Hint: First of all, factorize the expression present at the left hand side of the equation (if there is any constant or variable present at right hand side then take it to left hand side then factorize). After factoring, make a table consisting of the factors of the equation and critical values (positive-negative infinity and values of variables you get after comparing the factors with zero). Now check the sign of the function at all critical values and select the interval accordingly that will be the required solution.

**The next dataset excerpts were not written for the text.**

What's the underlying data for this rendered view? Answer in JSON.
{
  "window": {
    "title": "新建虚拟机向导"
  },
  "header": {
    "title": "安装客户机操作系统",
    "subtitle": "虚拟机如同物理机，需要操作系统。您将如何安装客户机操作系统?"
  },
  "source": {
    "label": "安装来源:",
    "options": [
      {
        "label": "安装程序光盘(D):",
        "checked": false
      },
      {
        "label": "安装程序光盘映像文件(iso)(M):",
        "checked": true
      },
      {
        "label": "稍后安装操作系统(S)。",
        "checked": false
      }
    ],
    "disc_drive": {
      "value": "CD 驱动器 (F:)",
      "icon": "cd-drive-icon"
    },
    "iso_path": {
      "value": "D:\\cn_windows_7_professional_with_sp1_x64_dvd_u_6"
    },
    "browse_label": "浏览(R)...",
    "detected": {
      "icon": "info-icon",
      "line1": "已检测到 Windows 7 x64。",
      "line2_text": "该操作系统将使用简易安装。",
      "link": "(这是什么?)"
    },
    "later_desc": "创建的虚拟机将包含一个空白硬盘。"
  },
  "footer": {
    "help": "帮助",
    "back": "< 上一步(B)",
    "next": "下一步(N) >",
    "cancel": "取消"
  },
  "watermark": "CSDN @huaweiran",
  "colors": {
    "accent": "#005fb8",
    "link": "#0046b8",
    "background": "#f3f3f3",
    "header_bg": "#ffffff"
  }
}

Complete step-by-step solution:
In order to solve the given inequality $4{x^2} - 8x \geqslant 0$ using sign chart, we will first factorize the expression of left hand side as follows
$4{x^2} - 8x = 4x(x - 2)$
Now, comparing the factors with zero to get the critical points,
$
   \Rightarrow 4x = 0\;{\text{and}}\;x - 2 = 0 \\
   \Rightarrow x = 0\;{\text{and}}\;x = 2 \\
 $
So $x = 0\;{\text{and}}\;x = 2$ are critical points of the given equation including $ \pm \infty $
Now, creating sign chart for the inequality $f(x) = 4{x^2} - 8x \geqslant 0$ as follows

	$ - \infty $	\[0\]	\[2\]	$\infty $
$4x$	$ - $	$ + $	$ + $	$ + $
$x - 2$	$ - $	$ - $	$ + $	$ + $
$f(x)$	$ + $	$ - $	$ + $	$ + $

From the sign chart we can see that $f(x)$ is positive from negative infinity to zero and then two to infinity. So we can write the solution for $f(x) = 4{x^2} - 8x \geqslant 0$ as $x \in \left( { - \infty ,\;0} \right] \cup \left[ {2,\;\infty } \right)$
Note: We have included zero and two in the solution because see in the given inequality there is equal sign too which says we should include them as well in the solution. Also when you tackle with fraction type or logarithm type or root type inequalities then do consider their critical points as well as the points where the functions are not defined and exclude them from the set of solutions.